Since the merger, InBev has laid off a significant number of Anheuser
Busch employees, most of whom worked at the St. Louis headquarters.
Where the merger created duplication of job duties, those being
terminated have to-date been from AB, not InBev. There is a great deal
of speculation and trepidation around the St. Louis area about the
long-term fate of the remaining employees, as well as worry about how
the new company will view the many and varied civic contributions the
company has made to St. Louis and the many other U.S. areas in which it
has operations.
View 1 – AB acted as a well-managed business that takes the actions
necessary to remain competitive in a very competitive market. If AB had
not approved the merger, its profits and stock price would have fallen,
and investment capital would have fled the company. As difficult as the
decision was, AB operates in a very competitive environment and owes its
stockholders the best return it can provide.

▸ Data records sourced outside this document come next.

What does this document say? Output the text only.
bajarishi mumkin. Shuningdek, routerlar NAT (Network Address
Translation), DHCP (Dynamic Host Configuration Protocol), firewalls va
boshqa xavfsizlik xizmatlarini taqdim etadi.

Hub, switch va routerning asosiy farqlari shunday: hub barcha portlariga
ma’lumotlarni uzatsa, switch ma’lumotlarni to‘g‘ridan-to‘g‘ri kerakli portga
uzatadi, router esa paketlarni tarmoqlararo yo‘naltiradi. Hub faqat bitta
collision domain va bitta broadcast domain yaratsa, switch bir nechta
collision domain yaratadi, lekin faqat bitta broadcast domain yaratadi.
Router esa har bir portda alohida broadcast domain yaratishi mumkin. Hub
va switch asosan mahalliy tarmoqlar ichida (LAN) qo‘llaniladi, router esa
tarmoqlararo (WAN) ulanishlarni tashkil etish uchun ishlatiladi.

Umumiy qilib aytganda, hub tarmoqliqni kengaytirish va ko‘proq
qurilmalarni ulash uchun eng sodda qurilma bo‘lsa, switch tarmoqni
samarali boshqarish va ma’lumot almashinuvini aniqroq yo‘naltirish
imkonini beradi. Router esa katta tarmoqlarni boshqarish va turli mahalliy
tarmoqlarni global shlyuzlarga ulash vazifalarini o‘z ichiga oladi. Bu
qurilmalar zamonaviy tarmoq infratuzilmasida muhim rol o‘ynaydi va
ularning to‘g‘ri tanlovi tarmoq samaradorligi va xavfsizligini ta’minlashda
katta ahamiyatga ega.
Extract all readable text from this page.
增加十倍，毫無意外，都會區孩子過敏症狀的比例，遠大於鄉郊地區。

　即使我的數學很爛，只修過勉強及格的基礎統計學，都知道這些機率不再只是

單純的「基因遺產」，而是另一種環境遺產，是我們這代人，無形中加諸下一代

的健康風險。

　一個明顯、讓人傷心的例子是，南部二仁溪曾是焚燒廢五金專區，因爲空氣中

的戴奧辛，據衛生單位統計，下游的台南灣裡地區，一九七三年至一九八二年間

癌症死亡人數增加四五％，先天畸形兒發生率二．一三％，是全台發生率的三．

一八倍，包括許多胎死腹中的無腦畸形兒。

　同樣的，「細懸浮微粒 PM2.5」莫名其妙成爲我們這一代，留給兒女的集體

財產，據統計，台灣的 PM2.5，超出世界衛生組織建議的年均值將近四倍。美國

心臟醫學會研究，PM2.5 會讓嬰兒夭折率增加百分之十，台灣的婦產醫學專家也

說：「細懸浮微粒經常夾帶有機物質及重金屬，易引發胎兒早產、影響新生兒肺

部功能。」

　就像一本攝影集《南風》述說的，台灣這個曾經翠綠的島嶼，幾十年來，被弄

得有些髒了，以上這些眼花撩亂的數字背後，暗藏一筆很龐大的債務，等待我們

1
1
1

View 2 – The decision to sell the company was both short-sighted and,
ultimately, a bad business decision. Any short term benefits AB
stockholders reaped from the merger will be more than offset by U.S. job
losses, lower tax revenues for States and the U.S. Government, and
damage to the U.S. communities in which the company operates. Employees
whose employers are loyal to them during difficult times repay that
loyalty to the company through hard work. Employees who view themselves
as economic pawns to be added or discarded as needed will feel only a
marginal commitment to the new AB and their work performance will
reflect the negative opinion they hold of their employer.